Hard To Think Straight: Processing Prejudice

We all have a bit of irrationality in us. Even if we think of ourselves as logical and deliberative, we still make decisions and judgments, based not entirely on the facts of the matter, but upon seemingly inconsequential information, random cues that we take from the world around us.

Some of our irrational thinking is just quirky. For example, simply reading food labels in a difficult-to-read typeface can make us more fearful of food additives, while an easy-to-read label can diminish our perception of risk. We are more reluctant to ride roller coasters—and even to invest in new companies—with difficult-to-pronounce names. In general, we like more—and fear less—anything that we can perceive and mentally process with ease.

Psychological scientists call this the familiarity heuristic, or the fluency bias. Ease of cognitive processing is a powerful cognitive cue to what’s familiar, and familiarity distinguishes the safe and good from the perilous. Sometimes these irrational judgments go beyond the merely quirky, and indeed can have serious consequences.

That’s the view of two UCLA scientists, David Lick and Kerri Johnson, who have been investigating the ways that familiarity and fluency, as cognitive cues, might skew our interpersonal judgments. Specifically, they believe that fluency and familiarity might play a significant part in personal prejudice, operating at the most basic cognitive level. They summarize their work, and that of others, in a forthcoming issue of the journal Current Directions in Psychological Science.

Here’s an example, having to do with the most fundamental kind of perception. We all categorize people who we encounter—put them in boxes like gay or intelligent or masculine or white. It’s simplistic to pigeonhole complex human beings, but it’s one of the tools we have for making quick sense of the world.  When Lick and Johnson studied this social categorization in the laboratory, they found that people categorized as gay were viewed less favorably than people categorized as straight, in part because their sexual orientation and gendered appearance were processed more slowly. Similarly, others have shown that biracial faces were seen as less attractive—and less favorably in general—when people had trouble classifying them by race. This line of research suggests that the fluency with which people sort others into boxes—this basically irrelevant clue powerfully shapes first impressions. In other words, sexual minorities and biracial people may experience prejudice simply because they pose a perceptual processing problem.
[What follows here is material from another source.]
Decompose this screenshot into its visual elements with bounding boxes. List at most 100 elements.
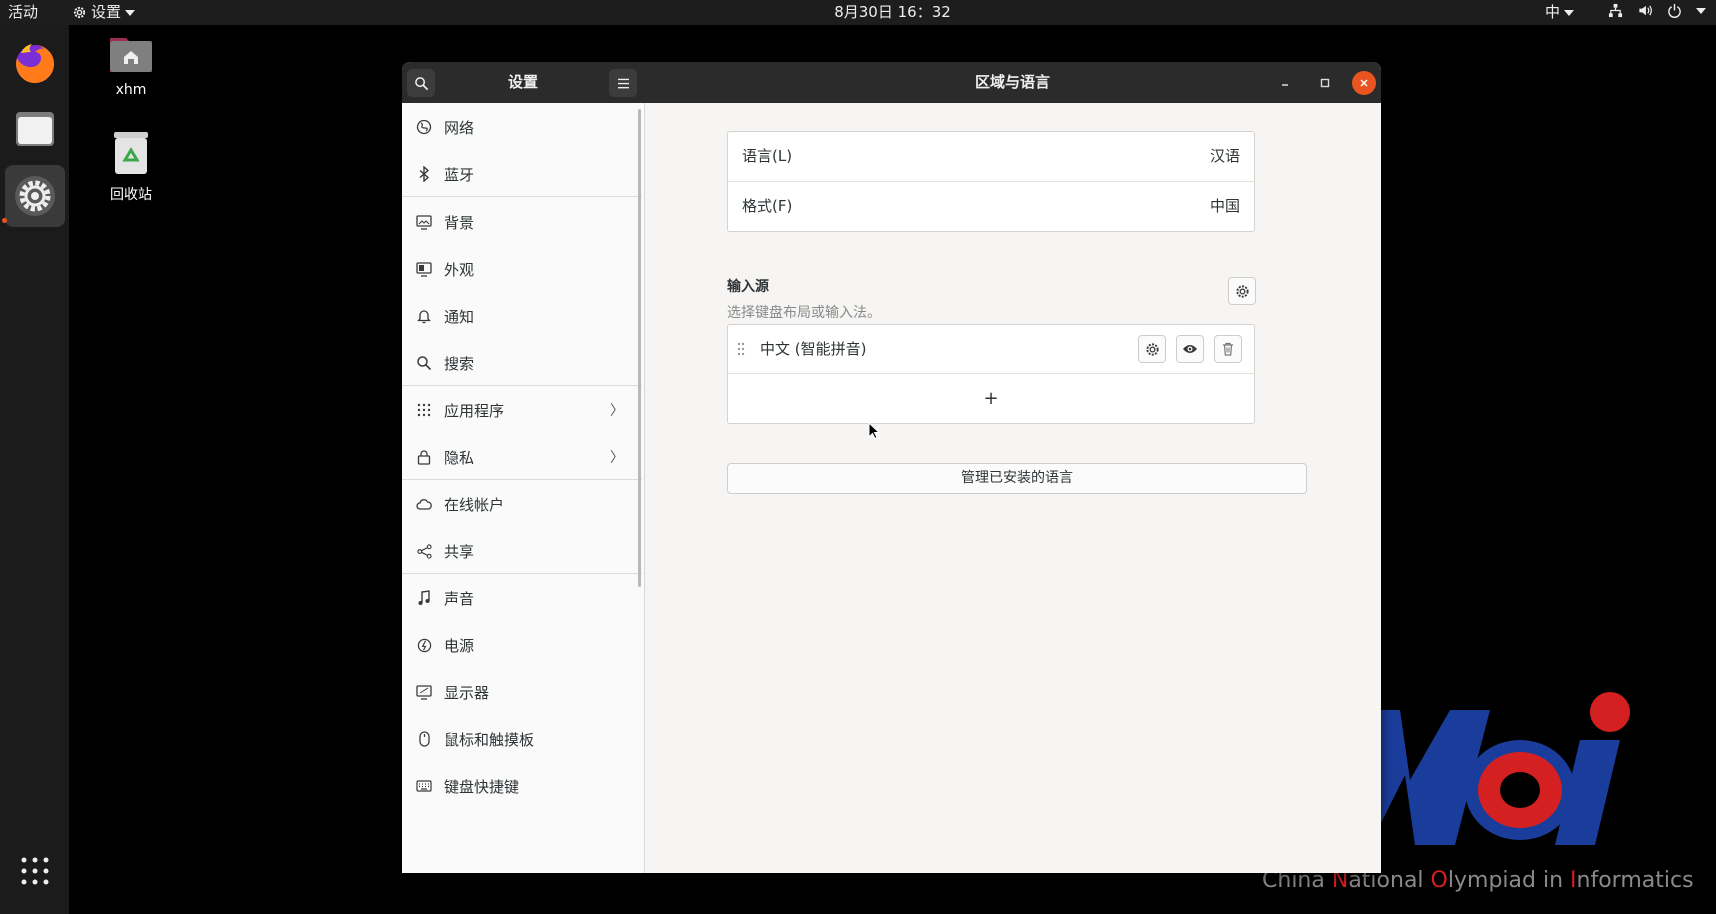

Vision is just one sensory process that is skewed by this cognitive bias. In another study, subjects judged the trustworthiness of English speakers, some of whom had a mild or heavy accent. They were less apt to believe statements uttered with accents, compared with the same statements in unaccented speech—and it was clearly the processing difficulty that was shaping these judgments. Similarly, another study found that people with difficult-to-pronounce names were judged to be less likeable than people with easy-to-say names. These findings are not confined to the lab either. In a naturalistic study, attorneys with difficult names held inferior positions in their firms, compared to attorneys with easy names.

In yet another study, racially diverse subjects who had trouble communicating with each other electronically—a manipulation to make communication cognitively difficult—had less interest in future interactions, compared to those with smooth interaction. Importantly, these fluency effects appeared only in interracial encounters. Fluency had no influence on the desire to interact with others of the same race, indicating that this potent cognitive bias is especially consequential in the judgments of out-group members.

So it seems that when we perceive and process other people with ease, we judge them favorably. When we have difficulty—for whatever reason—we judge them negatively. Since our perceptual system is called upon to make near-constant judgments in a complex world, it’s unsurprising that we use mental tools to simplify this overwhelming task. Yet as helpful as these tools may be for making quick sense of the world, this cognitive machinery underlies the pervasive and hateful prejudices that fuel everything from overt discrimination to genocide.